Shortening does not seem to affect the functional outcome (P = 0.241). Shortening due to premature physeal closure or osteonecrosis can both be treatment-related or an intrinsic complication of failure to reestablish vascularity (osteonecrosis) or hypervascularity and premature physeal closure. However, the exact association for development of shortening whether primarily due to injury (and consequential osteonecrosis) or because of treatment cannot be easily documented. The issue of when osteonecrosis develops can be partially settled by magnetic resonance imaging or technetium-99 scintigraphic scanning before fixation in order to document either injury-related osteonecrosis  or treatment-related osteonecrosis. However, neither of these methods are 100% specific and, more importantly, lead to further delay in treatment. In our study, shortening developed in only one of three cases with osteonecrosis; one patient had type 2 and the other had type 3 fracture. Shortening appears to be independent fracture type or osteonecrosis.

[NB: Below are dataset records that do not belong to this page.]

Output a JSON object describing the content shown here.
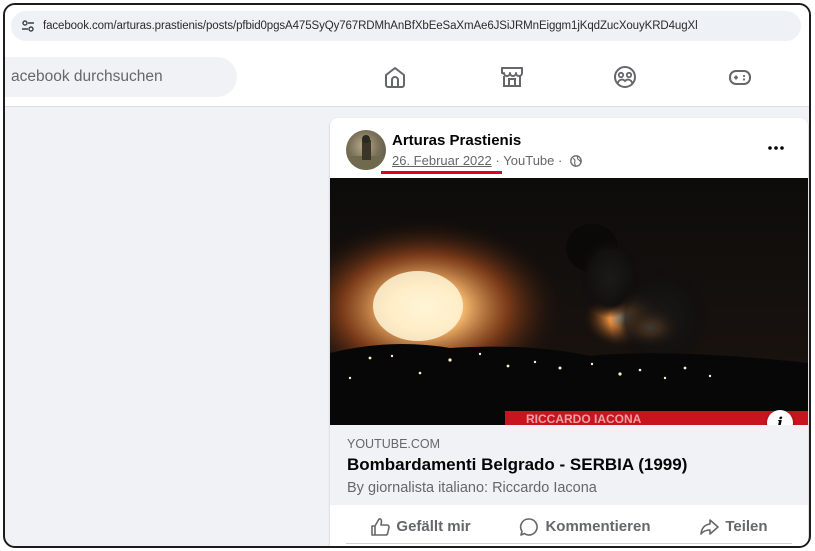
{
  "browser": {
    "url": "facebook.com/arturas.prastienis/posts/pfbid0pgsA475SyQy767RDMhAnBfXbEeSaXmAe6JSiJRMnEiggm1jKqdZucXouyKRD4ugXl",
    "site_icon": "tune-icon"
  },
  "facebook_nav": {
    "search_placeholder": "acebook durchsuchen",
    "icons": [
      "home-icon",
      "marketplace-icon",
      "groups-icon",
      "gaming-icon"
    ]
  },
  "post": {
    "author": "Arturas Prastienis",
    "date": "26. Februar 2022",
    "separator": " · ",
    "source": "YouTube",
    "source_suffix": " · ",
    "audience_icon": "globe-icon",
    "more_icon": "more-icon",
    "annotation_color": "#e0001b",
    "media": {
      "overlay_text": "RICCARDO IACONA",
      "info_icon": "i"
    },
    "link": {
      "domain": "YOUTUBE.COM",
      "title": "Bombardamenti Belgrado - SERBIA (1999)",
      "description": "By giornalista italiano: Riccardo Iacona"
    },
    "actions": {
      "like": "Gefällt mir",
      "comment": "Kommentieren",
      "share": "Teilen"
    }
  }
}
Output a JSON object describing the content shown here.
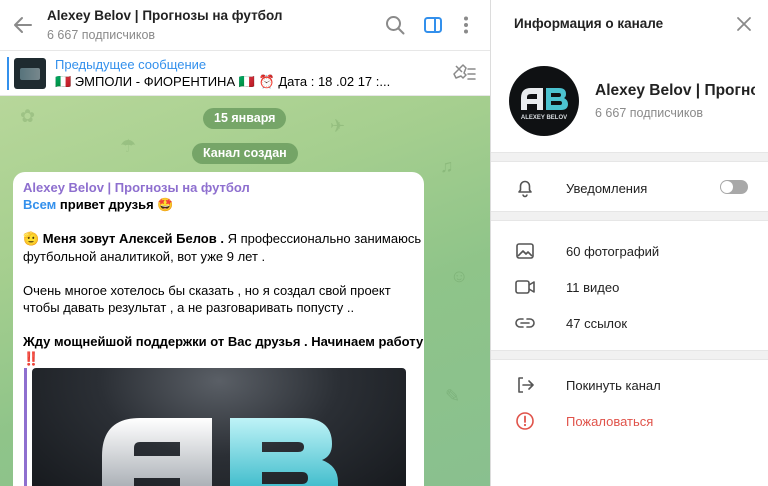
{
  "chat": {
    "title": "Alexey Belov | Прогнозы на футбол",
    "subscribers": "6 667 подписчиков",
    "pinned": {
      "label": "Предыдущее сообщение",
      "text": "🇮🇹 ЭМПОЛИ - ФИОРЕНТИНА 🇮🇹   ⏰ Дата : 18 .02  17 :..."
    },
    "date_pill": "15 января",
    "service_pill": "Канал создан",
    "message": {
      "author": "Alexey Belov | Прогнозы на футбол",
      "mention": "Всем",
      "line1_rest": " привет друзья 🤩",
      "line2_emoji": "🫡",
      "line2_bold": " Меня зовут Алексей Белов .",
      "line2_rest": " Я профессионально занимаюсь",
      "line3": "футбольной аналитикой, вот уже 9 лет .",
      "line4": "Очень многое хотелось бы сказать , но я создал свой проект",
      "line5": "чтобы давать результат , а не разговаривать попусту ..",
      "line6": "Жду мощнейшой поддержки от Вас друзья . Начинаем работу",
      "line7": "‼️"
    }
  },
  "info": {
    "title": "Информация о канале",
    "channel_name": "Alexey Belov | Прогнозы на футбол",
    "subscribers": "6 667 подписчиков",
    "avatar_text": "ALEXEY BELOV",
    "notifications": "Уведомления",
    "notifications_on": false,
    "photos": "60 фотографий",
    "videos": "11 видео",
    "links": "47 ссылок",
    "leave": "Покинуть канал",
    "report": "Пожаловаться"
  },
  "colors": {
    "accent": "#3390ec",
    "author": "#8e6fcf",
    "danger": "#e0534a",
    "chat_bg": "#a6cf8f"
  }
}
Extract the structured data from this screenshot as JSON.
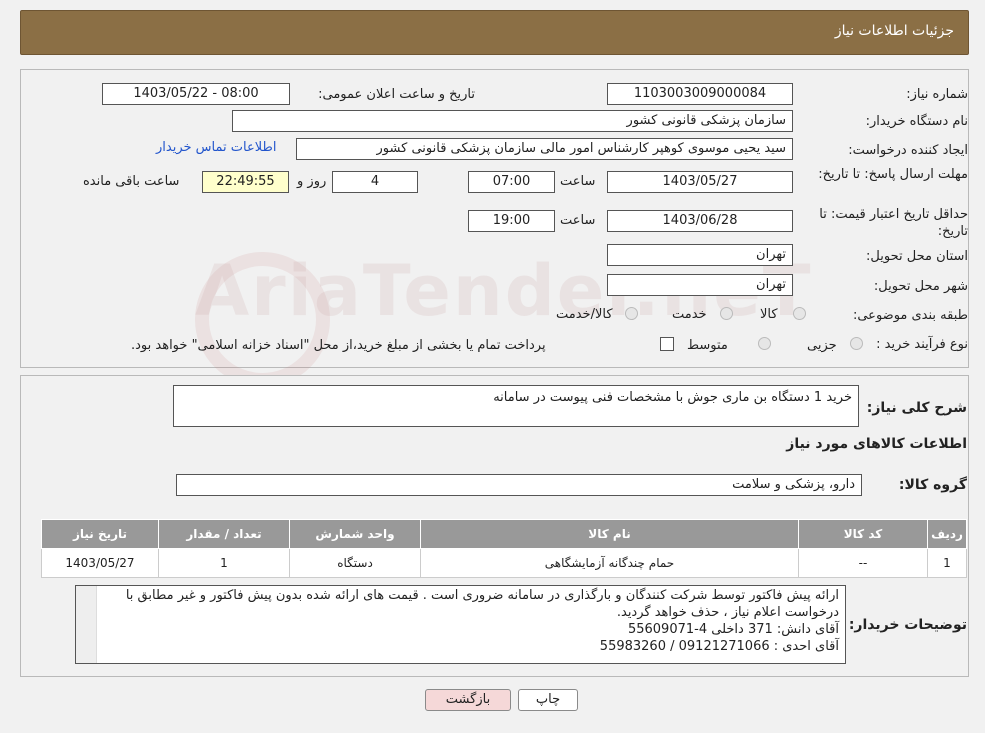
{
  "header": {
    "title": "جزئیات اطلاعات نیاز"
  },
  "form": {
    "need_number_label": "شماره نیاز:",
    "need_number": "1103003009000084",
    "announce_label": "تاریخ و ساعت اعلان عمومی:",
    "announce_value": "1403/05/22 - 08:00",
    "buyer_org_label": "نام دستگاه خریدار:",
    "buyer_org": "سازمان پزشکی قانونی کشور",
    "creator_label": "ایجاد کننده درخواست:",
    "creator": "سید یحیی موسوی کوهپر کارشناس امور مالی سازمان پزشکی قانونی کشور",
    "contact_link": "اطلاعات تماس خریدار",
    "deadline_label": "مهلت ارسال پاسخ: تا تاریخ:",
    "deadline_date": "1403/05/27",
    "time_label": "ساعت",
    "deadline_time": "07:00",
    "days": "4",
    "days_label": "روز و",
    "remaining_time": "22:49:55",
    "remaining_label": "ساعت باقی مانده",
    "validity_label": "حداقل تاریخ اعتبار قیمت: تا تاریخ:",
    "validity_date": "1403/06/28",
    "validity_time": "19:00",
    "province_label": "استان محل تحویل:",
    "province": "تهران",
    "city_label": "شهر محل تحویل:",
    "city": "تهران",
    "category_label": "طبقه بندی موضوعی:",
    "category_options": [
      "کالا",
      "خدمت",
      "کالا/خدمت"
    ],
    "process_label": "نوع فرآیند خرید :",
    "process_options": [
      "جزیی",
      "متوسط"
    ],
    "process_note": "پرداخت تمام یا بخشی از مبلغ خرید،از محل \"اسناد خزانه اسلامی\" خواهد بود."
  },
  "details": {
    "summary_label": "شرح کلی نیاز:",
    "summary": "خرید 1  دستگاه بن ماری جوش با مشخصات فنی پیوست در سامانه",
    "items_title": "اطلاعات کالاهای مورد نیاز",
    "group_label": "گروه کالا:",
    "group_value": "دارو، پزشکی و سلامت",
    "table": {
      "headers": [
        "ردیف",
        "کد کالا",
        "نام کالا",
        "واحد شمارش",
        "تعداد / مقدار",
        "تاریخ نیاز"
      ],
      "rows": [
        [
          "1",
          "--",
          "حمام چندگانه آزمایشگاهی",
          "دستگاه",
          "1",
          "1403/05/27"
        ]
      ]
    },
    "notes_label": "توضیحات خریدار:",
    "notes": "ارائه پیش فاکتور  توسط شرکت کنندگان و بارگذاری در سامانه ضروری است . قیمت های ارائه شده بدون پیش فاکتور  و غیر مطابق با درخواست اعلام نیاز  ، حذف خواهد گردید.\nآقای دانش:   371   داخلی        4-55609071\nآقای احدی  :  09121271066  /  55983260"
  },
  "buttons": {
    "print": "چاپ",
    "back": "بازگشت"
  },
  "watermark": "AriaTender.neT",
  "colors": {
    "header": "#8b6f45",
    "back_button": "#f5d8d8",
    "print_button": "#ffffff"
  }
}
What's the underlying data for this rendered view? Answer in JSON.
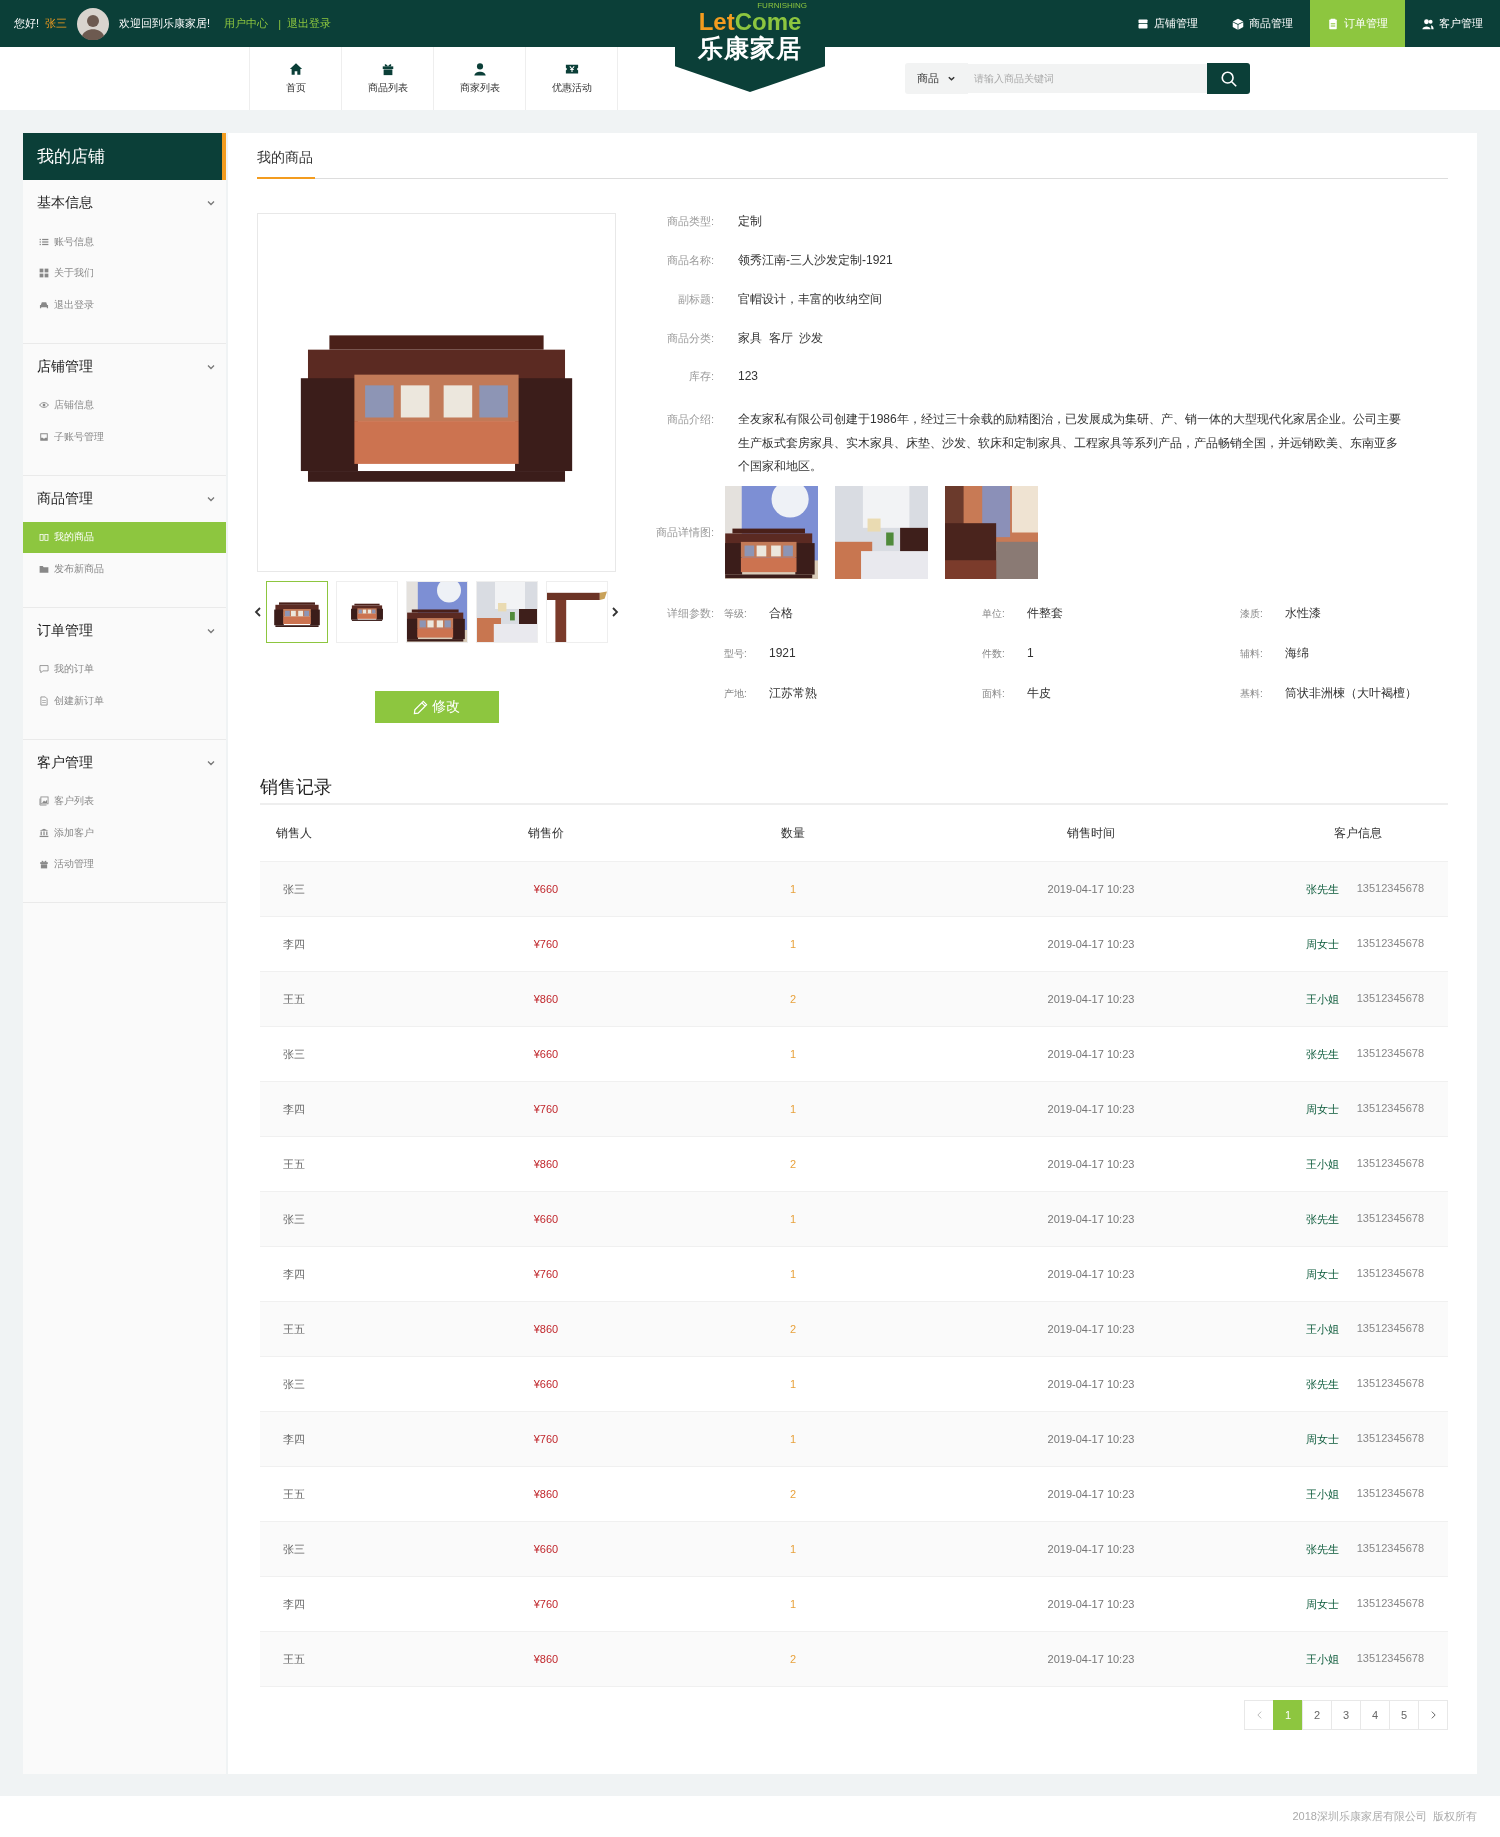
{
  "top_bar": {
    "greeting": "您好!",
    "user_name": "张三",
    "welcome": "欢迎回到乐康家居!",
    "links": [
      "用户中心",
      "退出登录"
    ],
    "separator": "|",
    "menu": [
      {
        "label": "店铺管理",
        "selected": false
      },
      {
        "label": "商品管理",
        "selected": false
      },
      {
        "label": "订单管理",
        "selected": true
      },
      {
        "label": "客户管理",
        "selected": false
      }
    ]
  },
  "logo": {
    "wordmark": [
      "Let",
      "Come"
    ],
    "tagline": "FURNISHING",
    "name": "乐康家居"
  },
  "nav": {
    "items": [
      {
        "label": "首页"
      },
      {
        "label": "商品列表"
      },
      {
        "label": "商家列表"
      },
      {
        "label": "优惠活动"
      }
    ]
  },
  "search": {
    "category": "商品",
    "placeholder": "请输入商品关键词"
  },
  "sidebar": {
    "title": "我的店铺",
    "groups": [
      {
        "title": "基本信息",
        "expanded": true,
        "items": [
          {
            "label": "账号信息",
            "selected": false
          },
          {
            "label": "关于我们",
            "selected": false
          },
          {
            "label": "退出登录",
            "selected": false
          }
        ]
      },
      {
        "title": "店铺管理",
        "expanded": true,
        "items": [
          {
            "label": "店铺信息",
            "selected": false
          },
          {
            "label": "子账号管理",
            "selected": false
          }
        ]
      },
      {
        "title": "商品管理",
        "expanded": true,
        "items": [
          {
            "label": "我的商品",
            "selected": true
          },
          {
            "label": "发布新商品",
            "selected": false
          }
        ]
      },
      {
        "title": "订单管理",
        "expanded": true,
        "items": [
          {
            "label": "我的订单",
            "selected": false
          },
          {
            "label": "创建新订单",
            "selected": false
          }
        ]
      },
      {
        "title": "客户管理",
        "expanded": true,
        "items": [
          {
            "label": "客户列表",
            "selected": false
          },
          {
            "label": "添加客户",
            "selected": false
          },
          {
            "label": "活动管理",
            "selected": false
          }
        ]
      }
    ]
  },
  "product": {
    "section_title": "我的商品",
    "gallery": {
      "main": {
        "kind": "picture"
      },
      "thumbnails": [
        {
          "kind": "picture",
          "selected": true
        },
        {
          "kind": "picture",
          "selected": false
        },
        {
          "kind": "picture",
          "selected": false
        },
        {
          "kind": "picture",
          "selected": false
        },
        {
          "kind": "picture",
          "selected": false
        }
      ]
    },
    "edit_button": "修改",
    "fields": [
      {
        "label": "商品类型:",
        "value": "定制"
      },
      {
        "label": "商品名称:",
        "value": "领秀江南-三人沙发定制-1921"
      },
      {
        "label": "副标题:",
        "value": "官帽设计，丰富的收纳空间"
      },
      {
        "label": "商品分类:",
        "value": "家具  客厅  沙发"
      },
      {
        "label": "库存:",
        "value": "123"
      },
      {
        "label": "商品介绍:",
        "value": "全友家私有限公司创建于1986年，经过三十余载的励精图治，已发展成为集研、产、销一体的大型现代化家居企业。公司主要生产板式套房家具、实木家具、床垫、沙发、软床和定制家具、工程家具等系列产品，产品畅销全国，并远销欧美、东南亚多个国家和地区。"
      }
    ],
    "detail_images": {
      "label": "商品详情图:",
      "images": [
        {
          "kind": "picture"
        },
        {
          "kind": "picture"
        },
        {
          "kind": "picture"
        }
      ]
    },
    "params": {
      "label": "详细参数:",
      "items": [
        {
          "label": "等级:",
          "value": "合格"
        },
        {
          "label": "单位:",
          "value": "件整套"
        },
        {
          "label": "漆质:",
          "value": "水性漆"
        },
        {
          "label": "型号:",
          "value": "1921"
        },
        {
          "label": "件数:",
          "value": "1"
        },
        {
          "label": "辅料:",
          "value": "海绵"
        },
        {
          "label": "产地:",
          "value": "江苏常熟"
        },
        {
          "label": "面料:",
          "value": "牛皮"
        },
        {
          "label": "基料:",
          "value": "筒状非洲楝（大叶褐檀）"
        }
      ]
    }
  },
  "sales": {
    "title": "销售记录",
    "columns": [
      "销售人",
      "销售价",
      "数量",
      "销售时间",
      "客户信息"
    ],
    "rows": [
      {
        "seller": "张三",
        "price": "¥660",
        "quantity": "1",
        "time": "2019-04-17 10:23",
        "customer": "张先生",
        "phone": "13512345678"
      },
      {
        "seller": "李四",
        "price": "¥760",
        "quantity": "1",
        "time": "2019-04-17 10:23",
        "customer": "周女士",
        "phone": "13512345678"
      },
      {
        "seller": "王五",
        "price": "¥860",
        "quantity": "2",
        "time": "2019-04-17 10:23",
        "customer": "王小姐",
        "phone": "13512345678"
      },
      {
        "seller": "张三",
        "price": "¥660",
        "quantity": "1",
        "time": "2019-04-17 10:23",
        "customer": "张先生",
        "phone": "13512345678"
      },
      {
        "seller": "李四",
        "price": "¥760",
        "quantity": "1",
        "time": "2019-04-17 10:23",
        "customer": "周女士",
        "phone": "13512345678"
      },
      {
        "seller": "王五",
        "price": "¥860",
        "quantity": "2",
        "time": "2019-04-17 10:23",
        "customer": "王小姐",
        "phone": "13512345678"
      },
      {
        "seller": "张三",
        "price": "¥660",
        "quantity": "1",
        "time": "2019-04-17 10:23",
        "customer": "张先生",
        "phone": "13512345678"
      },
      {
        "seller": "李四",
        "price": "¥760",
        "quantity": "1",
        "time": "2019-04-17 10:23",
        "customer": "周女士",
        "phone": "13512345678"
      },
      {
        "seller": "王五",
        "price": "¥860",
        "quantity": "2",
        "time": "2019-04-17 10:23",
        "customer": "王小姐",
        "phone": "13512345678"
      },
      {
        "seller": "张三",
        "price": "¥660",
        "quantity": "1",
        "time": "2019-04-17 10:23",
        "customer": "张先生",
        "phone": "13512345678"
      },
      {
        "seller": "李四",
        "price": "¥760",
        "quantity": "1",
        "time": "2019-04-17 10:23",
        "customer": "周女士",
        "phone": "13512345678"
      },
      {
        "seller": "王五",
        "price": "¥860",
        "quantity": "2",
        "time": "2019-04-17 10:23",
        "customer": "王小姐",
        "phone": "13512345678"
      },
      {
        "seller": "张三",
        "price": "¥660",
        "quantity": "1",
        "time": "2019-04-17 10:23",
        "customer": "张先生",
        "phone": "13512345678"
      },
      {
        "seller": "李四",
        "price": "¥760",
        "quantity": "1",
        "time": "2019-04-17 10:23",
        "customer": "周女士",
        "phone": "13512345678"
      },
      {
        "seller": "王五",
        "price": "¥860",
        "quantity": "2",
        "time": "2019-04-17 10:23",
        "customer": "王小姐",
        "phone": "13512345678"
      }
    ],
    "pagination": {
      "pages": [
        {
          "label": "1",
          "selected": true
        },
        {
          "label": "2",
          "selected": false
        },
        {
          "label": "3",
          "selected": false
        },
        {
          "label": "4",
          "selected": false
        },
        {
          "label": "5",
          "selected": false
        }
      ]
    }
  },
  "footer": {
    "copyright": "2018深圳乐康家居有限公司  版权所有"
  }
}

Early results after delayed surgical treatment may not show a significant difference in comparison with early fixation [2, 6–12]. All children with a femoral neck fracture should be followed up until closure of the physis for complete documentation of end results [2, 6, 10, 16]. Long-term follow-up is essential for two reasons: first, osteonecrosis in the initial stages and typically in types 2 and 3 fractures (Ratliff classification) may be asymptomatic [9–12], for which conservative management may suffice. Second, we believe that there is no definitive time period until when osteonecrosis can develop, and we had two cases with radiological identification of osteonecrosis during the second year of follow-up. Patients with osteonecrosis had typical clinical signs, which can help in early detection. Persistence of pain even after spica removal, especially in the groin, is a good warning sign, which was present in two cases in our study. These two patients were also reluctant to actively cooperate in rehabilitation and weight-bearing training. This should prompt the physician to actively search for the reason. The results show that delayed fixation of femoral neck fractures in children even outside the recommended period of 24 h can have an acceptable functional outcome. However, this by no means should urge physicians to wait and unnecessarily delay treatment, which should be undertaken at the earliest possible time.
Though the power of our study is low (limited number of patients), results of delayed fixation seem to be mainly affected by osteonecrosis of the femoral head, which may mostly be temporally related to the delay and method of reduction, whereas fracture type, age, and sex possibly have insignificant or secondary roles. Capsular decompression does not seem to influence the outcome in delayed presentations, and primary attention should be given to definitively treat the patient.
No financial or any other support has been received from any organization or institution. There are no conflicting interests, and the manuscript is not under consideration elsewhere for publication.